On the same day, the UK also announced new sanctions against 18 additional ships, building on the 110 vessels already targeted ahead of Prime Minister Keir Starmer’s visit to Kyiv, earlier this month.
“We have been clear that delaying peace efforts will only redouble our resolve to help Ukraine to defend itself and use our sanctions to restrict Putin’s war machine,” said UK Foreign Secretary David Lammy.
Wider net: owners, insurers, and facilitators targeted
Maritime intelligence provider Pole Star Global noted that the latest measures mark a strategic shift, as authorities move beyond targeting individual vessels to also sanction the complex web of companies enabling them.
Among the most prominent new entities designated are Turkey-based Cape Gemi and Hong Kong-based Prominent Shipmanagement. The EU said Cape Gemi ranks among the top exporters of Russian oil products in 2025, while Prominent Shipmanagement was one of the largest exporters of Russian crude as of December 2024.
In a notable move, the EU also sanctioned three LNG carriers – North Moon, North Ocean, and North Light – operated by Japanese shipping giant Mitsui OSK Lines (MOL). Citing Kpler data, Reuters reported these vessels had transported cargoes from Russia’s Yamal LNG project to East Asia via ship-to-ship transfers. An MOL representative said it would continue co-operating with authorities and remain fully compliant with all applicable laws.
The EU’s latest sanctions also extend into the maritime insurance and finance sectors. Moscow-based VSK Insurance Joint Stock Co, a key provider of coverage for Russia’s energy sector, has now been sanctioned by the EU, having already been listed under existing UK measures.
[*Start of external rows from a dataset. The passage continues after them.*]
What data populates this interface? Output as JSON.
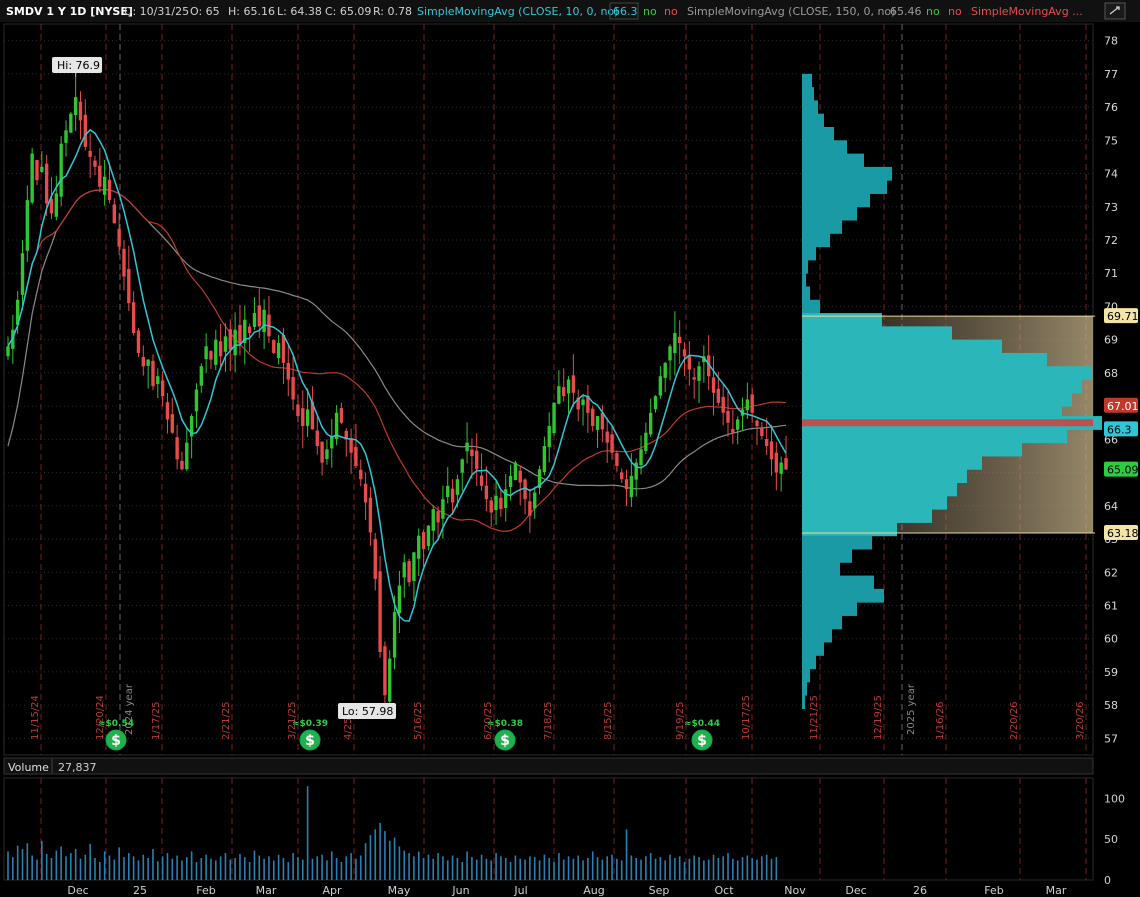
{
  "header": {
    "symbol": "SMDV 1 Y 1D [NYSE]",
    "date": "D: 10/31/25",
    "open": "O: 65",
    "high": "H: 65.16",
    "low": "L: 64.38",
    "close": "C: 65.09",
    "range": "R: 0.78",
    "sma1_label": "SimpleMovingAvg (CLOSE, 10, 0, no)",
    "sma1_value": "66.3",
    "sma1_no1": "no",
    "sma1_no2": "no",
    "sma2_label": "SimpleMovingAvg (CLOSE, 150, 0, no)",
    "sma2_value": "65.46",
    "sma2_no1": "no",
    "sma2_no2": "no",
    "sma3_label": "SimpleMovingAvg ...",
    "settings_icon": "settings-icon"
  },
  "volume_panel": {
    "label": "Volume",
    "value": "27,837"
  },
  "annotations": {
    "hi": "Hi: 76.9",
    "lo": "Lo: 57.98"
  },
  "price_flags": {
    "vp_high": "69.71",
    "sma_red": "67.01",
    "sma_cyan": "66.3",
    "last": "65.09",
    "vp_low": "63.18"
  },
  "dividends": [
    "$0.54",
    "$0.39",
    "$0.38",
    "$0.44"
  ],
  "period_dates": [
    "11/15/24",
    "12/20/24",
    "1/17/25",
    "2/21/25",
    "3/21/25",
    "4/25",
    "5/16/25",
    "6/20/25",
    "7/18/25",
    "8/15/25",
    "9/19/25",
    "10/17/25",
    "11/21/25",
    "12/19/25",
    "1/16/26",
    "2/20/26",
    "3/20/26"
  ],
  "year_markers": [
    "2024 year",
    "2025 year"
  ],
  "colors": {
    "up": "#2fc62f",
    "down": "#e84b4b",
    "sma10": "#2ec7d8",
    "sma_red": "#c0392b",
    "sma150": "#8a8a8a",
    "profile": "#1aa6b0",
    "value_area": "#8a7a62"
  },
  "chart_data": {
    "type": "candlestick",
    "ylim": [
      56.5,
      78.5
    ],
    "yticks": [
      57,
      58,
      59,
      60,
      61,
      62,
      63,
      64,
      65,
      66,
      67,
      68,
      69,
      70,
      71,
      72,
      73,
      74,
      75,
      76,
      77,
      78
    ],
    "x_month_labels": [
      "Dec",
      "25",
      "Feb",
      "Mar",
      "Apr",
      "May",
      "Jun",
      "Jul",
      "Aug",
      "Sep",
      "Oct",
      "Nov",
      "Dec",
      "26",
      "Feb",
      "Mar"
    ],
    "volume_yticks": [
      0,
      50,
      100
    ],
    "volume_ylim": [
      0,
      125
    ],
    "closes": [
      68.8,
      69.3,
      70.2,
      71.6,
      73.2,
      74.6,
      73.8,
      74.2,
      73.1,
      72.8,
      73.4,
      74.9,
      75.3,
      75.8,
      76.3,
      75.6,
      74.8,
      74.5,
      74.2,
      73.6,
      73.9,
      73.2,
      72.5,
      71.8,
      70.9,
      70.1,
      69.2,
      68.6,
      68.2,
      68.4,
      67.6,
      67.9,
      67.3,
      66.6,
      66.2,
      65.4,
      65.1,
      65.9,
      66.7,
      67.5,
      68.2,
      68.8,
      68.4,
      69.0,
      68.5,
      69.1,
      68.7,
      69.3,
      68.9,
      69.6,
      69.2,
      69.8,
      69.4,
      69.9,
      69.1,
      68.6,
      68.9,
      68.3,
      67.8,
      67.2,
      66.7,
      66.4,
      66.9,
      66.3,
      65.8,
      65.3,
      65.7,
      66.1,
      66.8,
      66.5,
      66.0,
      65.6,
      65.2,
      64.8,
      64.1,
      63.2,
      61.8,
      59.6,
      58.3,
      59.4,
      60.8,
      61.6,
      62.3,
      61.7,
      62.6,
      63.1,
      62.7,
      63.4,
      63.9,
      63.5,
      64.2,
      64.6,
      64.1,
      64.8,
      65.4,
      65.9,
      65.5,
      65.1,
      64.6,
      64.2,
      63.8,
      64.3,
      63.9,
      64.5,
      64.9,
      65.3,
      64.7,
      64.2,
      63.7,
      64.4,
      65.1,
      65.8,
      66.4,
      67.1,
      67.6,
      67.3,
      67.8,
      67.4,
      66.9,
      67.2,
      66.8,
      66.4,
      66.7,
      66.3,
      65.9,
      65.6,
      65.2,
      64.8,
      64.5,
      64.9,
      65.3,
      65.7,
      66.2,
      66.8,
      67.3,
      67.9,
      68.3,
      68.8,
      69.2,
      68.9,
      68.5,
      68.1,
      67.8,
      68.2,
      68.5,
      67.9,
      67.4,
      67.1,
      66.8,
      66.5,
      66.2,
      66.6,
      66.9,
      67.2,
      66.8,
      66.4,
      66.1,
      65.8,
      65.4,
      65.0,
      65.3,
      65.09
    ],
    "volumes": [
      35,
      28,
      42,
      38,
      45,
      30,
      25,
      48,
      32,
      27,
      36,
      41,
      29,
      33,
      38,
      26,
      31,
      44,
      27,
      22,
      35,
      30,
      25,
      40,
      28,
      33,
      29,
      24,
      31,
      27,
      38,
      23,
      29,
      33,
      26,
      30,
      24,
      28,
      35,
      22,
      27,
      31,
      26,
      24,
      29,
      33,
      25,
      27,
      32,
      28,
      22,
      36,
      30,
      26,
      29,
      24,
      31,
      27,
      22,
      33,
      28,
      25,
      115,
      26,
      29,
      31,
      24,
      35,
      27,
      22,
      29,
      33,
      26,
      30,
      45,
      55,
      62,
      70,
      60,
      48,
      52,
      41,
      36,
      33,
      29,
      35,
      27,
      31,
      26,
      33,
      29,
      24,
      30,
      27,
      22,
      35,
      28,
      25,
      31,
      26,
      24,
      33,
      29,
      27,
      22,
      30,
      26,
      25,
      29,
      28,
      24,
      31,
      27,
      22,
      33,
      25,
      29,
      26,
      30,
      24,
      27,
      35,
      28,
      25,
      29,
      31,
      26,
      24,
      62,
      30,
      27,
      25,
      29,
      33,
      26,
      28,
      24,
      31,
      27,
      29,
      22,
      26,
      30,
      28,
      24,
      25,
      31,
      27,
      29,
      33,
      26,
      24,
      28,
      30,
      27,
      25,
      29,
      31,
      26,
      28
    ],
    "volume_profile": [
      {
        "price": 76.8,
        "w": 10
      },
      {
        "price": 76.4,
        "w": 12
      },
      {
        "price": 76.0,
        "w": 16
      },
      {
        "price": 75.6,
        "w": 22
      },
      {
        "price": 75.2,
        "w": 32
      },
      {
        "price": 74.8,
        "w": 45
      },
      {
        "price": 74.4,
        "w": 62
      },
      {
        "price": 74.0,
        "w": 90
      },
      {
        "price": 73.6,
        "w": 85
      },
      {
        "price": 73.2,
        "w": 68
      },
      {
        "price": 72.8,
        "w": 55
      },
      {
        "price": 72.4,
        "w": 40
      },
      {
        "price": 72.0,
        "w": 28
      },
      {
        "price": 71.6,
        "w": 14
      },
      {
        "price": 71.2,
        "w": 6
      },
      {
        "price": 70.8,
        "w": 4
      },
      {
        "price": 70.4,
        "w": 8
      },
      {
        "price": 70.0,
        "w": 18
      },
      {
        "price": 69.6,
        "w": 80
      },
      {
        "price": 69.2,
        "w": 150
      },
      {
        "price": 68.8,
        "w": 200
      },
      {
        "price": 68.4,
        "w": 245
      },
      {
        "price": 68.0,
        "w": 290
      },
      {
        "price": 67.6,
        "w": 280
      },
      {
        "price": 67.2,
        "w": 270
      },
      {
        "price": 66.8,
        "w": 260
      },
      {
        "price": 66.5,
        "w": 300
      },
      {
        "price": 66.1,
        "w": 265
      },
      {
        "price": 65.7,
        "w": 220
      },
      {
        "price": 65.3,
        "w": 180
      },
      {
        "price": 64.9,
        "w": 165
      },
      {
        "price": 64.5,
        "w": 155
      },
      {
        "price": 64.1,
        "w": 145
      },
      {
        "price": 63.7,
        "w": 130
      },
      {
        "price": 63.3,
        "w": 95
      },
      {
        "price": 62.9,
        "w": 70
      },
      {
        "price": 62.5,
        "w": 50
      },
      {
        "price": 62.1,
        "w": 38
      },
      {
        "price": 61.7,
        "w": 72
      },
      {
        "price": 61.3,
        "w": 82
      },
      {
        "price": 60.9,
        "w": 55
      },
      {
        "price": 60.5,
        "w": 40
      },
      {
        "price": 60.1,
        "w": 30
      },
      {
        "price": 59.7,
        "w": 22
      },
      {
        "price": 59.3,
        "w": 14
      },
      {
        "price": 58.9,
        "w": 8
      },
      {
        "price": 58.5,
        "w": 5
      },
      {
        "price": 58.1,
        "w": 3
      }
    ]
  }
}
According to the EU, VSK insures Russian logistics operators – including transport vessels – that facilitate the export of Russian oil.
The UK also designated British national John Michael Ormerod for “procuring ships for Russia’s shadow fleet”. The Financial Times previously linked him to ship transactions that facilitated the transport of Russian oil.
Impact on Russian oil flows
Most of the newly sanctioned vessels fall within the tanker and product tanker categories. Even before the latest round of sanctions, Greek shipowner Navios Maritime Partners said in its Q1 earnings presentation that around 10% of the global tanker fleet is now considered sanctioned – on lists held by the EU, UK, or US. Aframax/LR2, Suezmax, and VLCC segments are particularly affected.
According to Gibson Shipbrokers, 93% of the shadow fleet is at least 15 years old, with 64% aged over 20 years.
However, shipowners and analysts note sanctions have yet to significantly disrupt Russia’s trade routes. US-listed Greek owner Pyxis Tankers observed, during its Q1 earnings presentation, that the overall impact on Russian cargo flows remains limited.
Citing Kpler data, Riviera reported in mid-May that Russian crude exports reached 79.0M tonnes in the first four months of 2025 – a modest 4.5% decline from 82.8M tonnes during the same period in 2024. India and China continue to be the primary buyers.
Still, the EU claimed that since the introduction of the oil price cap and sanctions on the shadow fleet, relevant Russia’s revenue has dropped by €38Bn (US$43Bn).